How to Use createGlobalTempView()
in PySpark | Step-by-Step Guide
Author: Aamir Shahzad
Published: March 2025
📘 Introduction
The createGlobalTempView()
function in PySpark allows you to register a DataFrame as a global temporary view that can be accessed across multiple Spark sessions. Unlike createTempView()
, it persists for the lifetime of the Spark application and is stored in the global_temp
database.
🧾 Sample Dataset
Name Department Salary
Aamir Shahzad Engineering 5000
Ali Sales 4000
Raza Marketing 3500
Bob Sales 4200
Lisa Engineering 6000
🔧 Create DataFrame in PySpark
from pyspark.sql import SparkSession
spark = SparkSession.builder.appName("createGlobalTempViewExample").getOrCreate()
data = [
("Aamir Shahzad", "Engineering", 5000),
("Ali", "Sales", 4000),
("Raza", "Marketing", 3500),
("Bob", "Sales", 4200),
("Lisa", "Engineering", 6000)
]
columns = ["Name", "Department", "Salary"]
df = spark.createDataFrame(data, columns)
df.show()
✅ Expected Output
+-------------+-----------+------+
| Name| Department|Salary|
+-------------+-----------+------+
|Aamir Shahzad|Engineering| 5000|
| Ali| Sales| 4000|
| Raza| Marketing| 3500|
| Bob| Sales| 4200|
| Lisa|Engineering| 6000|
+-------------+-----------+------+
📌 Create a Global Temporary View
df.createOrReplaceGlobalTempView("employee_global_view")
📊 Query the Global Temp View in Current Session
result1 = spark.sql("SELECT * FROM global_temp.employee_global_view")
result1.show()
✅ Expected Output
+-------------+-----------+------+
| Name| Department|Salary|
+-------------+-----------+------+
|Aamir Shahzad|Engineering| 5000|
| Ali| Sales| 4000|
| Raza| Marketing| 3500|
| Bob| Sales| 4200|
| Lisa|Engineering| 6000|
+-------------+-----------+------+
🔁 Access the Global View from a New Session
new_session = SparkSession.builder.appName("AnotherSession").getOrCreate()

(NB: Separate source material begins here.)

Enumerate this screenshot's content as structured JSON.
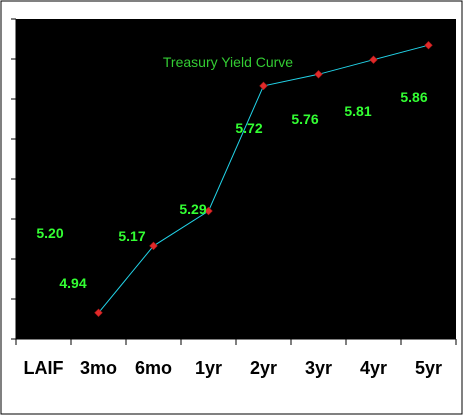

result2 = new_session.sql("SELECT * FROM global_temp.employee_global_view")
result2.show()
✅ Expected Output
+-------------+-----------+------+
| Name| Department|Salary|
+-------------+-----------+------+
|Aamir Shahzad|Engineering| 5000|
| Ali| Sales| 4000|
| Raza| Marketing| 3500|
| Bob| Sales| 4200|
| Lisa|Engineering| 6000|
+-------------+-----------+------+
📈 Aggregate Example: Average Salary by Department
result3 = spark.sql("""
SELECT Department, AVG(Salary) AS Avg_Salary
FROM global_temp.employee_global_view
GROUP BY Department
""")
result3.show()
✅ Expected Output
+-----------+----------+
| Department|Avg_Salary|
+-----------+----------+
| Marketing| 3500.0|
|Engineering| 5500.0|
| Sales| 4100.0|
+-----------+----------+
💡 Key Points
createGlobalTempView()
enables view sharing across sessions.- The view must be accessed using the
global_temp
database. - Global temp views last until the Spark application terminates.